Non-absolute integration and application to Young geometric integration
Philippe Bouafia
TL;DR
This work surveys non-absolute integration theories, centering on the Henstock–Kurzweil and Pfeffer integrals, and develops a functional-analytic framework for multidimensional Young integration via spaces of strong charges $CH([0,1]^d)$. It builds a comprehensive coupling between one- and higher-dimensional gauge integrals, charges, and geometric integration theories, culminating in a fractional calculus of currents and charges that extends to Hölder regimes and to $m$-codimensional settings. The paper introduces a multidimensional Faber–Schauder basis for $CH([0,1]^d)$, studies stochastic increments on $BV$-sets, and establishes a Young–Pfeffer correspondence under regularity conditions, thereby unifying several non-absolute integration approaches.
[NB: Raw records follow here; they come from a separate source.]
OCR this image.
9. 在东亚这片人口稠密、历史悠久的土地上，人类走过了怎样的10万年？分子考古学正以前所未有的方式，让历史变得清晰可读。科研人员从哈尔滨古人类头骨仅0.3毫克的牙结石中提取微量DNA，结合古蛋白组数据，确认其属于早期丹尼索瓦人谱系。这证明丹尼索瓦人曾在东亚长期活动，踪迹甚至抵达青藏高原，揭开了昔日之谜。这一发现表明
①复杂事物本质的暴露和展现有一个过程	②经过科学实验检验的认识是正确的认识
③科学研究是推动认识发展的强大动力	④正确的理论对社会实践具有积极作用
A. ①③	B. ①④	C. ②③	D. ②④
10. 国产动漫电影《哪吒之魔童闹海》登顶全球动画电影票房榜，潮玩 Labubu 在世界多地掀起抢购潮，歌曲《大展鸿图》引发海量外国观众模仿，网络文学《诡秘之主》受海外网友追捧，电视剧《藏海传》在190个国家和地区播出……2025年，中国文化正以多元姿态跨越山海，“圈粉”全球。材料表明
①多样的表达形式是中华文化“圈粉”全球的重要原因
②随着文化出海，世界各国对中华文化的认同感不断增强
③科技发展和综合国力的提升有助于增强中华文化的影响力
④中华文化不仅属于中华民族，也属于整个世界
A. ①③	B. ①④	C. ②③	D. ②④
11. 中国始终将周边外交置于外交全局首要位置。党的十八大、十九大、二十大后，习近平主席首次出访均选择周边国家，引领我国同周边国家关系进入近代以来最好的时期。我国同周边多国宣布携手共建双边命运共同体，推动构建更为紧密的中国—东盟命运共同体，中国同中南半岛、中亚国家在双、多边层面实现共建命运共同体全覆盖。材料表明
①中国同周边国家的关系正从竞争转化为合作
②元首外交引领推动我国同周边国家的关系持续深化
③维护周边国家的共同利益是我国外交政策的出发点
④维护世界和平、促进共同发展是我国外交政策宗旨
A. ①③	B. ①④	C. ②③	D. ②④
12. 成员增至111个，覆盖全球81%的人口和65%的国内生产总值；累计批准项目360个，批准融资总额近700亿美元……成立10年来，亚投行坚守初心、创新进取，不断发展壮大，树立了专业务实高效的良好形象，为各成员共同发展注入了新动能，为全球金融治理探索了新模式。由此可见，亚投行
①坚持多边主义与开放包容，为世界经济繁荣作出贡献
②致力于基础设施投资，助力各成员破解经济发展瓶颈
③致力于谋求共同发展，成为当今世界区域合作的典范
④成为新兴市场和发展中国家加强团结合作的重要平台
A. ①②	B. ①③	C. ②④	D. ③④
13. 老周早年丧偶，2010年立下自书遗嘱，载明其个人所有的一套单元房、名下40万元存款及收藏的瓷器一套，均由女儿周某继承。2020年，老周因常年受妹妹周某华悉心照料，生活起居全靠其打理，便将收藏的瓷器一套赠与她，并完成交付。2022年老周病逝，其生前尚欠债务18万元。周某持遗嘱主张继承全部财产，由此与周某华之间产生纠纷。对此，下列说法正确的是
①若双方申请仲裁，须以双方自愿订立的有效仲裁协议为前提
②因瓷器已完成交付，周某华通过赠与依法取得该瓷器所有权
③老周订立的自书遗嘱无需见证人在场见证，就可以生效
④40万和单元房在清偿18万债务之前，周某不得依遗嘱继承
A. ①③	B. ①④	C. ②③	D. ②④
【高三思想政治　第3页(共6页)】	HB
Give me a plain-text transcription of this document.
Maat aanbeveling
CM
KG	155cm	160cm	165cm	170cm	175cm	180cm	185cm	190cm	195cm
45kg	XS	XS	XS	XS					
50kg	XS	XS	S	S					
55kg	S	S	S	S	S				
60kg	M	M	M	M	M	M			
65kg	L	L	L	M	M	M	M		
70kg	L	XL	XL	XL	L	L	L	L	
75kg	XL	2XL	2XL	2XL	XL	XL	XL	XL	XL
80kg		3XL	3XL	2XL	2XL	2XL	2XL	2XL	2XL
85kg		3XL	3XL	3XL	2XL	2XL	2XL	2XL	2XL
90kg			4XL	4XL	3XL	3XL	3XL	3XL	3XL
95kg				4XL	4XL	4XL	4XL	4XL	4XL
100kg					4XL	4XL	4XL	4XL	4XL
Through Whitney flat chains, normal currents in middle dimension, and fractional currents, it provides a cohesive geometric integration framework that supports wedge products, pushforwards, and a robust duality between chains and cochains, with implications for analysis on irregular domains and stochastic geometry.
Abstract
We survey several non-absolutely convergent integrals, including the Henstock-Kurzweil and Pfeffer integrals, and use ideas from these theories to investigate the problem of multidimensional Young integration. We further present results on Young geometric integration, namely the integration of certain generalized differential forms over $m$-dimensional subsets of $\mathbb{R}^d$. This is achieved by introducing appropriate notions of chains and cochains, in the spirit of Whitney's geometric integration theory.